The second aspect involves security, which becomes an emergent work property. This involves a “whole of lifecycle” approach that spans the conceptualization, design, implementation, operations, and (ultimately) removal of service of the work. The Association’s approach to security design, monitoring, and compliance assumes that the security attributes of innovation blend well into the non-functional requirements of the product or service being developed and must be directly relatable to why that product or service exists.
The third security aspect involves using or applying the innovation in the future. Does it provide an overall benefit and how does it preserve that benefit? Are there checks and balances in place that prevent the tool’s misuse in a way that exposes populations and legitimate operations to harm? The Association looks at this from the perspective of governance, administrative controls, and other forms of control that are intended to ensure that the good work produced in the innovative process is less susceptible to being twisted for unintended purposes.
References
These links will be checked periodically and updates as new information becomes available.
Conceptualization
Design
Systems Engineering
NIST SP 800-160 Vol 1 Revision 1 Engineering Trustworthy Secure Systems. This document describes various engineering-related processes that are used in a multidisciplinary context to aid in the appropriate design of systems. While this is often associated with IT Systems, it can be used in the context of any system.
NIST SP 800-160 Vol 2 Rev 1: Developing Cyber Resilient Systems. This takes a Systems Engineering approach but then looks to move beyond the traditional security protective posture and provides a structure on building resilience into a system.
International Council of Systems Engineers. This organization maintains a Wiki of Systems Engineering principles and practices that can be very useful in defining, establishing, and managing work associated with all phases of the system’s life cycle.
System Requirements
International Maritime Organization Maritime Safety Committee. The Maritime Safety Committee deals with all matters related to maritime safety and security for all kinds of shipping.
International Association of Classification Societies Unified Requirements. These rules apply across all classification societies and focus on safe shipping. For those working in the cyber domain, pay close attention to IACS UR E22, UR E26, and UR E27.

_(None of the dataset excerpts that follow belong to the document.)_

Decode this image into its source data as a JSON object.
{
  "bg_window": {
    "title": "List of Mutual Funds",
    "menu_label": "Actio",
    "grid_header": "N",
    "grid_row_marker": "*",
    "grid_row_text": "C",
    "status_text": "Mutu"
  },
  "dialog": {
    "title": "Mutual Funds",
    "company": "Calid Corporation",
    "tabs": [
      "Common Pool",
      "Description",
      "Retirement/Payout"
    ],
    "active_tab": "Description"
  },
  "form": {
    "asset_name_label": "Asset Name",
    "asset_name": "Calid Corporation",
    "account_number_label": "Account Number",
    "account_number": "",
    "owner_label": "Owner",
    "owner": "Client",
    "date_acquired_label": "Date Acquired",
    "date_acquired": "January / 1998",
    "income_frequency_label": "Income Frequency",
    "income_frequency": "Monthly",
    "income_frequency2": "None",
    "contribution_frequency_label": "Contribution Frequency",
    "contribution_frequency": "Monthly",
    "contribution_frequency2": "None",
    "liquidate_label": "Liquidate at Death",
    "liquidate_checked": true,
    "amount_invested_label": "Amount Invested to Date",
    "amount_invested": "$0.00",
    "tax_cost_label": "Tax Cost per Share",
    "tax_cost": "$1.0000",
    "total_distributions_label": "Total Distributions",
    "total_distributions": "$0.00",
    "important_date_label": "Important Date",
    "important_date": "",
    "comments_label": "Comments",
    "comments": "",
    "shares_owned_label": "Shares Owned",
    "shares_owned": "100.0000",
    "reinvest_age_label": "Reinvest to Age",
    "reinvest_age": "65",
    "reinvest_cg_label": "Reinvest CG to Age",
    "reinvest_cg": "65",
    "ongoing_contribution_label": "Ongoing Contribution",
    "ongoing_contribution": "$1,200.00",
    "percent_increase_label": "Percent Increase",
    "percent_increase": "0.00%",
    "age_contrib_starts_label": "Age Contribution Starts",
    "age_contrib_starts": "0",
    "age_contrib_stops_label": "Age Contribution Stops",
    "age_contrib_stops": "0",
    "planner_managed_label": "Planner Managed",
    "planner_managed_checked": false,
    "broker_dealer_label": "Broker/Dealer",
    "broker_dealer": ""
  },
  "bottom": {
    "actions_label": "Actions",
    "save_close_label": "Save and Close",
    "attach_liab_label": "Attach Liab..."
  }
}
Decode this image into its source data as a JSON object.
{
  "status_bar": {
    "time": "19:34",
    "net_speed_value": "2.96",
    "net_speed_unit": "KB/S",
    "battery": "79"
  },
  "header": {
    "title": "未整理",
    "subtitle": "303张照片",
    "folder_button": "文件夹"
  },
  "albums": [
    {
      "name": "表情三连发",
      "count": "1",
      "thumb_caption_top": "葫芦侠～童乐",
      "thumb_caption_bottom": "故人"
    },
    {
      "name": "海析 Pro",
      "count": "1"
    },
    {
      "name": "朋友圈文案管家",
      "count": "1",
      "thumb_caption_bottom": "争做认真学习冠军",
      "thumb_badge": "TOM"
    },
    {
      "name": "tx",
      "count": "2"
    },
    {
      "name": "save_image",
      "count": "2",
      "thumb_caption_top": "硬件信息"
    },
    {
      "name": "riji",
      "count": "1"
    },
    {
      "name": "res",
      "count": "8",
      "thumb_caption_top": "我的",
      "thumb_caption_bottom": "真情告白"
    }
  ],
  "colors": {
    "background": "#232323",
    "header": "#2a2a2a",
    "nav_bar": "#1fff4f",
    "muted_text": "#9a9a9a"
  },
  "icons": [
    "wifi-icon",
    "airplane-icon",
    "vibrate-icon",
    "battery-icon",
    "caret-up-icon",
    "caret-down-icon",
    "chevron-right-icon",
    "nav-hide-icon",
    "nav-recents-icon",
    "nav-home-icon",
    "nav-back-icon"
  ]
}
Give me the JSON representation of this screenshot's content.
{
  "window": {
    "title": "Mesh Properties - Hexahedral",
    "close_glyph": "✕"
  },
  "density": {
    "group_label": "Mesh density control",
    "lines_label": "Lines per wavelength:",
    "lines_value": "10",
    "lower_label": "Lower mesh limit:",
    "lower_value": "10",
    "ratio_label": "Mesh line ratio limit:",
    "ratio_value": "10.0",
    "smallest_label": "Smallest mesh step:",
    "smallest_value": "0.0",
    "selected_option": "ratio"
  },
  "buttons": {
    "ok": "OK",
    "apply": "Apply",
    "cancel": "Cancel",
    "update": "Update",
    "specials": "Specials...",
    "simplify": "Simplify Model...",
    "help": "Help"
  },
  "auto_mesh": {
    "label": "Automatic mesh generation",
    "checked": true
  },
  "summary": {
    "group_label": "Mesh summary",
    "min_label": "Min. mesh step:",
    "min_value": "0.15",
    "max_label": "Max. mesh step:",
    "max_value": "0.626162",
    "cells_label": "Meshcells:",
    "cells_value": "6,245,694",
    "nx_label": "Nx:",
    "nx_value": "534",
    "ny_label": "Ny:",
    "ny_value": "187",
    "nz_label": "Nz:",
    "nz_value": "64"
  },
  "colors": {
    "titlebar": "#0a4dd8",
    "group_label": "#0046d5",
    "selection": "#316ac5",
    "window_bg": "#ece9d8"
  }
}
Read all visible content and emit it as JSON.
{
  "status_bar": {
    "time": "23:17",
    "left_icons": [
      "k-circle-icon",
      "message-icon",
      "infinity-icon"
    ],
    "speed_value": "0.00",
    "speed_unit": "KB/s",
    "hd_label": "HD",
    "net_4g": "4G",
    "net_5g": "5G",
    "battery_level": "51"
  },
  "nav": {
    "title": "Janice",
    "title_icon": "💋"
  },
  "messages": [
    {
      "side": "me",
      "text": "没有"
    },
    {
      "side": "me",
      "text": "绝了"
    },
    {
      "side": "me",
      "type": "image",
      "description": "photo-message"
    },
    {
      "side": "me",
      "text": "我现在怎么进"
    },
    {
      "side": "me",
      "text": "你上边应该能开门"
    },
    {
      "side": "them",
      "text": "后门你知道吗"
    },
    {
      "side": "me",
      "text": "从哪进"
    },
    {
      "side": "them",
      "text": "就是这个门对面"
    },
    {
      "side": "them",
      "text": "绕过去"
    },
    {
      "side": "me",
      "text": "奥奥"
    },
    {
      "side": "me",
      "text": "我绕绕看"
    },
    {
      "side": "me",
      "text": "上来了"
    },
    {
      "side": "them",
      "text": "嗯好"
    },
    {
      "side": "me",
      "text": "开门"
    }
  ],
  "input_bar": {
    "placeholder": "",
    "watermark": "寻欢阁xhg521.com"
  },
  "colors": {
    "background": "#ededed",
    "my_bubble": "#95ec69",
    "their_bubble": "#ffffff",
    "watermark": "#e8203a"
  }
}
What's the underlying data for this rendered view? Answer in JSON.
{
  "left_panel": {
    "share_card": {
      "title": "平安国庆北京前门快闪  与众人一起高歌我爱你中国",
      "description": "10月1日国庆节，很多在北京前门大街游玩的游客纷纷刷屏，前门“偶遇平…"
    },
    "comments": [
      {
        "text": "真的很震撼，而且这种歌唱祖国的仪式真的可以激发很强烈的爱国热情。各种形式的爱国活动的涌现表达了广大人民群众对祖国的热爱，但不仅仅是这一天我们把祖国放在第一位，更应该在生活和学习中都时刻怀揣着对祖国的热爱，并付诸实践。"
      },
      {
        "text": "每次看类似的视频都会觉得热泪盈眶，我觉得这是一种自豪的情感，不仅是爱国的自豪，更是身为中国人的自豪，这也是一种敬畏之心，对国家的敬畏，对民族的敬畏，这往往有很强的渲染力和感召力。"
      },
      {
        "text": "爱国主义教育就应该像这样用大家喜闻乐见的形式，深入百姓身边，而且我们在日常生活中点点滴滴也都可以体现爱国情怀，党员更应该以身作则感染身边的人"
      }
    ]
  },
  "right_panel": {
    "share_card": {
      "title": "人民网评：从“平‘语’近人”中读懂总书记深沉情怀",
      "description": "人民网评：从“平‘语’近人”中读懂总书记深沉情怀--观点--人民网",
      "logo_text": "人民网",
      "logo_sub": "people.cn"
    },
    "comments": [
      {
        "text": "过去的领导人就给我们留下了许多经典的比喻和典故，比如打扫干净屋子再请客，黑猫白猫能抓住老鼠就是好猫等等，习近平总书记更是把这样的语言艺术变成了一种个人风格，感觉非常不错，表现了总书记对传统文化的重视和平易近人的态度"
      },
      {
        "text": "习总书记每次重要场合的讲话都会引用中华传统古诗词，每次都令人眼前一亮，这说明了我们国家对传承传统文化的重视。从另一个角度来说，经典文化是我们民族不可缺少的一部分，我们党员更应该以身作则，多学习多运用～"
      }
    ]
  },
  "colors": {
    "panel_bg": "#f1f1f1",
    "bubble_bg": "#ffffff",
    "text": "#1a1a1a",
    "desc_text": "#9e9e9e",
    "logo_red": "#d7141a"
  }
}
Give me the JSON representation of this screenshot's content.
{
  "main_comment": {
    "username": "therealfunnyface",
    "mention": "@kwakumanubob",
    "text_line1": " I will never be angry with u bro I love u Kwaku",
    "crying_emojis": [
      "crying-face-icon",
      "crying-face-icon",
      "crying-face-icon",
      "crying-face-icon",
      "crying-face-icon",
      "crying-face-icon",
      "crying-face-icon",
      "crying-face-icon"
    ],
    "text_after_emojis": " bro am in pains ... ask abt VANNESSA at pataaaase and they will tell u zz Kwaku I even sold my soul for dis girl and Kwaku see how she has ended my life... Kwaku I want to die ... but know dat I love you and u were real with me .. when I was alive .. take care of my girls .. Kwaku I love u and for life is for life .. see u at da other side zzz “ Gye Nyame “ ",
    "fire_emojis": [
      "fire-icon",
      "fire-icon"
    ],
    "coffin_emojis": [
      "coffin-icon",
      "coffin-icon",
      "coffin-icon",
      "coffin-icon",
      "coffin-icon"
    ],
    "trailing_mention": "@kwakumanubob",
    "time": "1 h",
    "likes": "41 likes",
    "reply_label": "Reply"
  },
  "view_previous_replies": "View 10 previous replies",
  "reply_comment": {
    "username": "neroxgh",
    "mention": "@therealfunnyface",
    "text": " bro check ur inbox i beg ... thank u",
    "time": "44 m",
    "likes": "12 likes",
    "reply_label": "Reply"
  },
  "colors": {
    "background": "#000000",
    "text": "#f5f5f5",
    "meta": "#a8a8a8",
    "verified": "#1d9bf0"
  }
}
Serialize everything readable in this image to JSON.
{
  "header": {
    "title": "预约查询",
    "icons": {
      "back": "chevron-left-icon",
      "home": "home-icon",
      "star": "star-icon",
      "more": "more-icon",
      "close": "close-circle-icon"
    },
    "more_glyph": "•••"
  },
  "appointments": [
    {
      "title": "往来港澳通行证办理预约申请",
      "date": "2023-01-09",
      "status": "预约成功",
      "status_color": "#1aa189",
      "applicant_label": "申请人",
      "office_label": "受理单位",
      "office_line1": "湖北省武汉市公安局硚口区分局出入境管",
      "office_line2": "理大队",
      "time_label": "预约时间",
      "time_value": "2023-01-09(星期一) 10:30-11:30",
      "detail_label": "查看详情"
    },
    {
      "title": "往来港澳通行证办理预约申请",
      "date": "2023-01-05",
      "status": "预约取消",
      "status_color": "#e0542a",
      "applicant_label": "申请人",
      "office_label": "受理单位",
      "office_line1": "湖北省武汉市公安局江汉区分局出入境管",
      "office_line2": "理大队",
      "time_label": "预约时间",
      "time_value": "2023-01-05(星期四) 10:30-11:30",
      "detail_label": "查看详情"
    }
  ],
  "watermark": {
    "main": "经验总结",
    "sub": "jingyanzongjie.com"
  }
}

NIST SP 800-53B Control Baselines for Information Systems and Organizations. This focuses on IT security and is used as a baseline set of control definitions. Many standards map to this baseline when describing the security posture of a system. Note that NIST SP 800-53A describes how to assess these. Care must be taken when applying this standard to ensure that it is used as a guide and not a checklist. Follow the structures associated with the technical management and technical processes as described in systems engineering then integrate the appropriate level of network.
Frameworks and Guidance
Transport Canada’s Maritime Cyber Security guidance. This document looks at a range of both IT and OT systems, including common connectivity and information flows using functional block diagrams and similar diagrams.
United States Coast Guard Cyber Security Guidance landing page. As a landing page, this page is both updated as well as holds information on a range of topics. There has been significant increases in activity after the USA announced that it would develop rules in the cyber domain.
- You can also find the USCG Maritime Cybersecurity Assessment and Annex Guide (MCAAG) published Jan 2023. This was in response to NVIC 01-20 that provided voluntary guidance to facility owners and operators on complying with the requirements to protect computer system and network vulnerabilities in accordance with 33 CFR 105 and 106.
The International Chamber of Shipping’s Cyber Security on Board Ships. This document, when used with the Transport Canada documentation, can provide a solid starting point for understanding the analysis. The ICS documentation provides detailed guidance regarding how to walk through the process while the Transport Canada’s diagrams and other technical details provides a more granular (if high level) understanding of the inter-relationship of system elements.